Welcher Antrieb darfs denn sein beim neuen Auto – Benziner, Diesel, Hybrid oder Plug-in? Oder lieber doch einen rein elektrischen? Eine ziemlich komplexe Entscheidung. Man muss abwägen zwischen Budget und Betriebskosten, dem eigenen Nutzungsverhalten und dem ökologischen Anspruch. Honda nimmt beim neuen Civic der Kundschaft die Entscheidung ab: Den gibts nur noch mit einem einzigen Antrieb namens e:HEV.

Wie bitte? HEV steht für Hybrid Electric Vehicle – ein Auto mit Hybridantrieb. Aber was soll dann das zusätzliche e? «Wir denken den Hybridantrieb vom Elektromotor her», sagt Kotaro Yamamoto, der für Hondas europäische Entwicklungsabteilung arbeitet. Bei den meisten Hybridautos werde ein Verbrenner nachträglich mit einem E-Motor hybridisiert – bei Honda treibt allermeist der Elektromotor an, während der Verbrenner die Stromproduktion übernimmt.

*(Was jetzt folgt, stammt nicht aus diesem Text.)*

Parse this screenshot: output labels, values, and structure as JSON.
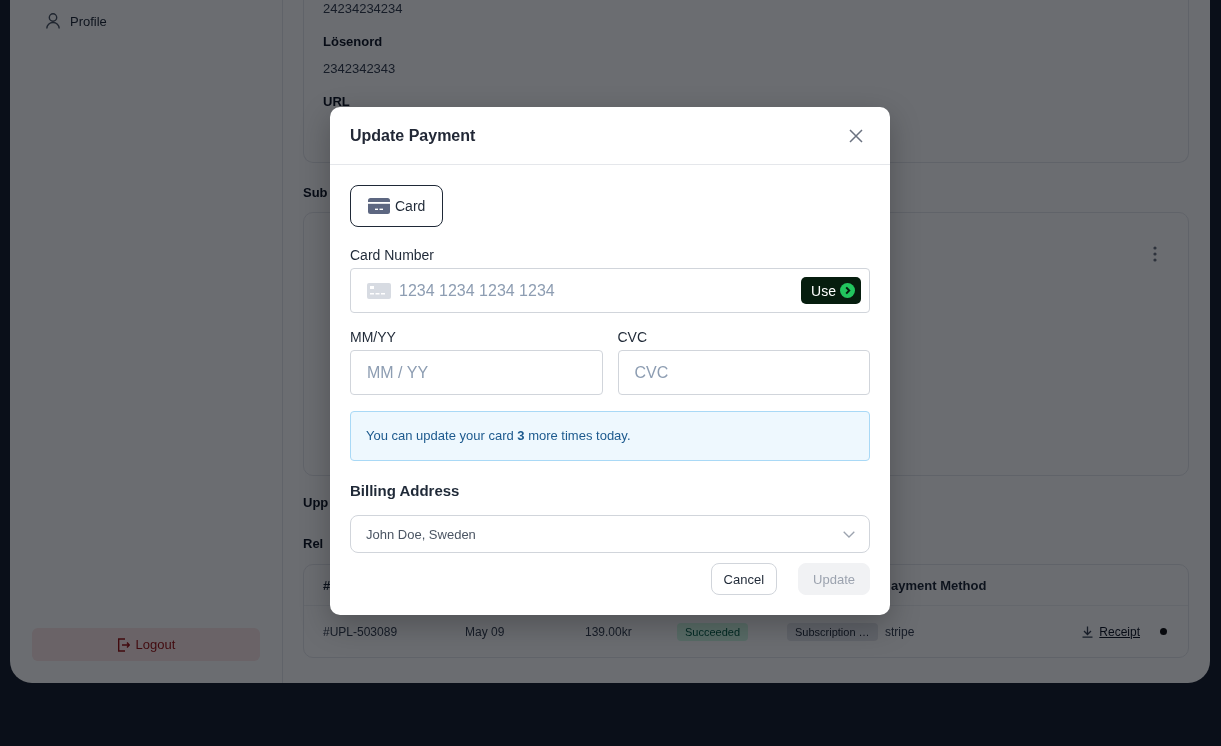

Fahren mit Strom vom Benziner

Dieses Antriebskonzept gibts schon im Kompaktwagen Jazz und im SUV HR-V – für den Civic wurde es komplett umgekrempelt und auf mehr Drive gebügelt: Der E-Motor an der Vorderachse leistet neu 184 PS (135 kW); den Strom liefert ein 143-PS-Benziner mit zwei Litern Hubraum über einen eigenen Generator. Tritt man das Gaspedal voll durch, wirft sich per einstufigem Getriebe der Benziner mit ins Zeug, statt nur Strom zu produzieren. Den E-Motor versorgt dann kurzzeitig eine Lithium-Ionen-Pufferbatterie, die beim Bremsen per Rekuperation wieder gefüllt wird. Letztere lässt sich per Paddle am Lenkrad variieren.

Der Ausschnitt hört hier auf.